Functionally speaking, alcohol can have an impact on:

  • Memory formation
  • Movement and spatial awareness
  • Language learning
  • Impulse control
  • Decision making
  • Risk assessment
  • Problem-solving
  • Overall cognitive function

These facts, when considered together, reaffirm the reasoning behind our legal drinking age: the behavioral consequences notwithstanding, the drinking age makes sense for health reasons alone.

Underage Drinking Statistics for 2018

Given the serious health risks associated with early initiation of alcohol use, the data on underage drinking in the U.S. is promising. It shows that alcohol use in teenagers is on the decline, and has been for quite some time.

Data from the National Survey on Drug Use and Health (NSDUH) show that over the past ten years:

  • Current underage drinking – meaning adolescents who’ve had a drink in the past 30 days – is down for high schoolers:
    • 45% decrease for 8th graders
    • 39% decrease for 10th graders
    • 31% decrease for 12th graders
  • Lifetime underage drinking – meaning adolescents who’ve ever had a drink – is down for high schoolers:
    • 36% decrease for 8th graders
    • 27% decrease for 10th graders
    • 19% decrease for 12th graders

Those numbers are encouraging. They’re part of a larger, longer trend that’s equally encouraging. Data shows the following decreases in current (past 30 days) adolescent alcohol consumption between 1991-2018:

  • 67% decrease for 8th graders
  • 57% decrease for 10th graders
  • 44% decrease for 12th graders

There’s one more reason to be optimistic about this general decline in underage drinking. Over the past several decades, research shows that underage drinking can increase the risk of accidental injury, sexual assault, and deaths from car crashes.

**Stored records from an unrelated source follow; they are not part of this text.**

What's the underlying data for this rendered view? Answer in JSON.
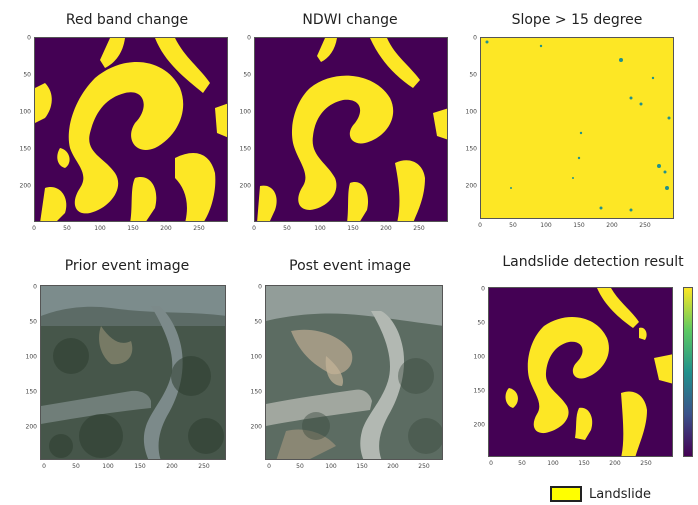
{
  "panels": [
    {
      "title": "Red band change",
      "kind": "binary"
    },
    {
      "title": "NDWI change",
      "kind": "binary"
    },
    {
      "title": "Slope > 15 degree",
      "kind": "slope"
    },
    {
      "title": "Prior event image",
      "kind": "photo"
    },
    {
      "title": "Post event image",
      "kind": "photo"
    },
    {
      "title": "Landslide detection result",
      "kind": "binary"
    }
  ],
  "x_ticks": [
    "0",
    "50",
    "100",
    "150",
    "200",
    "250"
  ],
  "y_ticks": [
    "0",
    "50",
    "100",
    "150",
    "200"
  ],
  "legend": {
    "label": "Landslide"
  },
  "colors": {
    "background_class": "#440154",
    "landslide_class": "#fde725",
    "legend_fill": "#ffff00"
  }
}
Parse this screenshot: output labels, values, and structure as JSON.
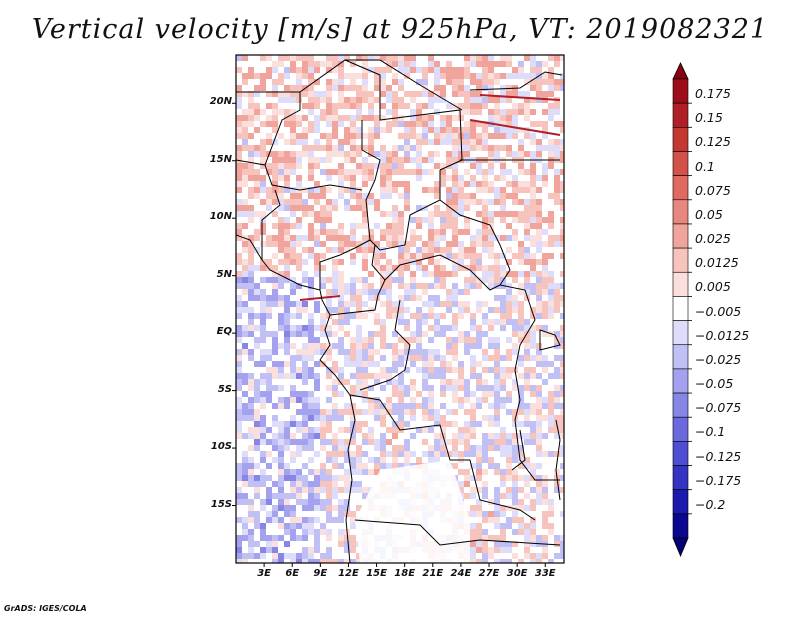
{
  "title": "Vertical velocity [m/s] at 925hPa, VT: 2019082321",
  "credit": "GrADS: IGES/COLA",
  "chart_data": {
    "type": "heatmap",
    "variable": "Vertical velocity",
    "units": "m/s",
    "level": "925hPa",
    "valid_time": "2019082321",
    "lat_range": [
      -20,
      25
    ],
    "lon_range": [
      0,
      35
    ],
    "y_ticks": [
      {
        "label": "20N",
        "lat": 20
      },
      {
        "label": "15N",
        "lat": 15
      },
      {
        "label": "10N",
        "lat": 10
      },
      {
        "label": "5N",
        "lat": 5
      },
      {
        "label": "EQ",
        "lat": 0
      },
      {
        "label": "5S",
        "lat": -5
      },
      {
        "label": "10S",
        "lat": -10
      },
      {
        "label": "15S",
        "lat": -15
      }
    ],
    "x_ticks": [
      {
        "label": "3E",
        "lon": 3
      },
      {
        "label": "6E",
        "lon": 6
      },
      {
        "label": "9E",
        "lon": 9
      },
      {
        "label": "12E",
        "lon": 12
      },
      {
        "label": "15E",
        "lon": 15
      },
      {
        "label": "18E",
        "lon": 18
      },
      {
        "label": "21E",
        "lon": 21
      },
      {
        "label": "24E",
        "lon": 24
      },
      {
        "label": "27E",
        "lon": 27
      },
      {
        "label": "30E",
        "lon": 30
      },
      {
        "label": "33E",
        "lon": 33
      }
    ],
    "colorbar": {
      "labels": [
        "0.175",
        "0.15",
        "0.125",
        "0.1",
        "0.075",
        "0.05",
        "0.025",
        "0.0125",
        "0.005",
        "−0.005",
        "−0.0125",
        "−0.025",
        "−0.05",
        "−0.075",
        "−0.1",
        "−0.125",
        "−0.175",
        "−0.2"
      ],
      "colors": [
        "#9e0e1a",
        "#b01f25",
        "#c43832",
        "#d4504a",
        "#e06a62",
        "#e8877f",
        "#f0a49c",
        "#f6c3bd",
        "#fbdfdc",
        "#ffffff",
        "#dddcfb",
        "#c1c0f5",
        "#a4a2ee",
        "#8785e6",
        "#6b69dd",
        "#4f4ed2",
        "#3433c2",
        "#1c1aae",
        "#0a0890"
      ],
      "max_color": "#8a0010",
      "min_color": "#060078"
    }
  }
}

Knowledge, Awareness, and Making Choices

The National Survey on Drug Use and Health offers the best possible data about drug use and health in the U.S., but does not attempt to assign reasons or causes for the increase or decrease in reported rates of alcohol and drug use in our population. However, even a casual observer of trends in our society and culture around drug and alcohol awareness might note that in broad terms, we’ve become more open, accepting, and understanding about the facts of drug and alcohol use. Parents are more willing to discuss these issues openly with teens, and teens, in turn, appear more empowered to ask questions, seek information, and get the real facts about alcohol and drugs before they make a decision to experiment or not.

This general increase in knowledge and understanding may be the driving force behind this long-term – close to three decade – decrease in alcohol consumption in adolescents. Which drives home an important point: the more reliable information we have before making a decision, the more likely we are to make a good decision – or at least one based on facts.

In the case of alcohol consumption and adolescents, it appears that the more information they receive from adults about alcohol and its dangers to the mind and body, the more they choose to experiment with alcohol later in life – which bodes well for their long term health and well-being.